Il post seppur, mi auguro, probabilmente a scopo polemico, riesce a tirare fuori il peggio nei suoi commenti. Persone senza volto esprimono il loro parere e non sempre questo pare essere datato dopo gli anni 2000 d.C. Questo fa riflettere, perché se è vero che siamo (quasi) tutti in grado di dire che questa ‘Norma sociale’ ormai è quasi del tutto superata quando siamo nel pieno delle nostre facoltà, diverso è il discorso quando siamo costretti a tornare al pensiero primitivo. Da quanto non avete un primo appuntamento? Vi ricordate, cari maschietti, l’ansia della questione? “Dovrò offrirle la cena? Devo pagare io? Le farà piacere? Se lo aspetta? O è una di quelle a cui queste cose danno fastidio? Una di quelle, come si chiamano? Ah sì, femministe. Che faccio?”. E invece voi femminucce? “Devo offrirmi di pagare? Tutto o metà? Magari lui non vuole, magari è una persona ancora attenta a queste cose. Dovrò fingere di andare in bagno e lasciare a lui la scelta?”. Che bella l’ansia del primo appuntamento, con tutto ciò che comporta.

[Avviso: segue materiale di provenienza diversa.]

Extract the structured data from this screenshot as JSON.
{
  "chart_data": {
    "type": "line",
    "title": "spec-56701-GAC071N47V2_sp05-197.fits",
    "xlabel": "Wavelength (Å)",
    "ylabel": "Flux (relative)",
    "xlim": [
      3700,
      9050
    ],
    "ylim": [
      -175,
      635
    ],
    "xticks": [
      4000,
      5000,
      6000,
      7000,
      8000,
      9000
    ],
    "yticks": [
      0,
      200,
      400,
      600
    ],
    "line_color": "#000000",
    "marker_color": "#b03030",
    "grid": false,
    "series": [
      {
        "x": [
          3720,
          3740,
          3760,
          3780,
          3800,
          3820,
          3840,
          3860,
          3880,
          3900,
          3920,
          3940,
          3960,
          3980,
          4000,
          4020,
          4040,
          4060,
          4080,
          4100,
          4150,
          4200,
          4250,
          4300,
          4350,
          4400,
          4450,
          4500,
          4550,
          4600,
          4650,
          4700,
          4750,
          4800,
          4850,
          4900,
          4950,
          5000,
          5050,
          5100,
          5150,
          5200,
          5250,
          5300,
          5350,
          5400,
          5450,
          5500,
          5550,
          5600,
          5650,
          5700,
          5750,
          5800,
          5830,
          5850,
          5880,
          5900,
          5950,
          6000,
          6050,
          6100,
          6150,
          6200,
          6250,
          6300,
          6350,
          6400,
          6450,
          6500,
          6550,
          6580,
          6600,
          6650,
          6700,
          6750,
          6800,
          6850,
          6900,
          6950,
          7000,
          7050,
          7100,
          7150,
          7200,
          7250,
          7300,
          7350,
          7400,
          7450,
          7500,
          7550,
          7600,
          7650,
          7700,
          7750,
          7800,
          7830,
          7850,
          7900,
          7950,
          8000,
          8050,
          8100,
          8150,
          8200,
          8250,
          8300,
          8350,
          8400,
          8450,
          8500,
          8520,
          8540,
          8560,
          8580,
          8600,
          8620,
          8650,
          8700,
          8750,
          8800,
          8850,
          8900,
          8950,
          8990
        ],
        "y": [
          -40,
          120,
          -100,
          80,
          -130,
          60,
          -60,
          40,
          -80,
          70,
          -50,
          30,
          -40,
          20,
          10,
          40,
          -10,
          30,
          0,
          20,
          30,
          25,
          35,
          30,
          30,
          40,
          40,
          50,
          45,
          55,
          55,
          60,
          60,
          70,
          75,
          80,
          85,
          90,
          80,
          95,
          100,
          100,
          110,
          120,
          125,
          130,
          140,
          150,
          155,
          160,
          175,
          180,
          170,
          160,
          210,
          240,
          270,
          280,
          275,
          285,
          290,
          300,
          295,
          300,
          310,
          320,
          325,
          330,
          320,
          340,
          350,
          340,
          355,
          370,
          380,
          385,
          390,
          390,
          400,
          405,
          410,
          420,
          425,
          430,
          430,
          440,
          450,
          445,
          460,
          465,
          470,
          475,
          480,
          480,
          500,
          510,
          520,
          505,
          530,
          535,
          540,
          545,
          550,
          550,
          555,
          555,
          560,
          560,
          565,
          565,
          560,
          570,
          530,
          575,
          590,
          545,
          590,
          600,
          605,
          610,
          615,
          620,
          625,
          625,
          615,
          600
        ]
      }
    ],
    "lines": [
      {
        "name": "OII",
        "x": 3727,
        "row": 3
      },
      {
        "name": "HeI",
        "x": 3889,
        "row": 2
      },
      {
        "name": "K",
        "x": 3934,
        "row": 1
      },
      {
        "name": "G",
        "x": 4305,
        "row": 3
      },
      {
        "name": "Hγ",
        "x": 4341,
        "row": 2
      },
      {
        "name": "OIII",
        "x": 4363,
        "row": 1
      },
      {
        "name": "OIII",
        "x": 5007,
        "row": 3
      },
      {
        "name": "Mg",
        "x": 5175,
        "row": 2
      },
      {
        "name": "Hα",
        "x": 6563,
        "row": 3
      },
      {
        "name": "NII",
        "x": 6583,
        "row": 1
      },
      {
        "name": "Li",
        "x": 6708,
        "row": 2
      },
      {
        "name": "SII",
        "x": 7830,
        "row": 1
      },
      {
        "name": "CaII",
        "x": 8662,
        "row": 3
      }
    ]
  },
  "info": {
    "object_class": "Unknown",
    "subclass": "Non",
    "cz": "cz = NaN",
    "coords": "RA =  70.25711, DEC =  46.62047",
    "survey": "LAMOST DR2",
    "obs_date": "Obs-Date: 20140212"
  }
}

Il concetto del “Il maschio paga” è legato ad una società ormai superata. Più che ad una società ad un’economia. Fino a qualche decennio fa le famiglie riuscivano a mantenersi con un solo stipendio di conseguenza era insensato che entrambi i genitori lavorassero. Era meglio concentrare le energie del “Genitore 2” alla cura della prole e della tana. Con il mutamento di questa condizione economica si è reso necessario che entrambi i genitori iniziassero a lavorare e a contribuire ai compiti familiari e domiciliari. Tempo e denaro sono da sempre risorse limitate e quindi da gestire con cautela. In questo contesto economico la donna ha dovuto e voluto farsi carico di un dovere una volta relegato all’uomo, il lavoro, e ha chiesto e preteso che l’uomo cominciasse ad occuparsi dei compiti una volta unicamente a lei affidati. In questa nuova società di persone in cui tutti svolgono gli stessi compiti la donna, giustamente, ha iniziato a pretendere di essere trattata alla pari dell’uomo.

Il problema è che come sempre si predica bene e si razzola male, come si suol dire. La vocina si fa largo tra i miei pensieri mentre scrivo: “Vedi di ponderare bene le parole perché qui si rischia il linciaggio, ho ancora molti moralismi da farti quindi dobbiamo sopravvivere a questo post”. Dicevo, molte volte ho assistito ad atteggiamenti di donne che mentre da un lato manifestassero, più o meno apertamente, questo desiderio di parità nei confronti dei pene-dotati, su molti atteggiamenti quotidiani invece pretendevano di essere ancora messe su un ipotetico piedistallo. Vedi la questione in oggetto. D’altra parte, per par condicio, ho anche visto donne meravigliose che invece si prendono ogni giorno, con ogni gesto, con ogni abitudine, la normale parità di cui sentono di avere pienamente diritto.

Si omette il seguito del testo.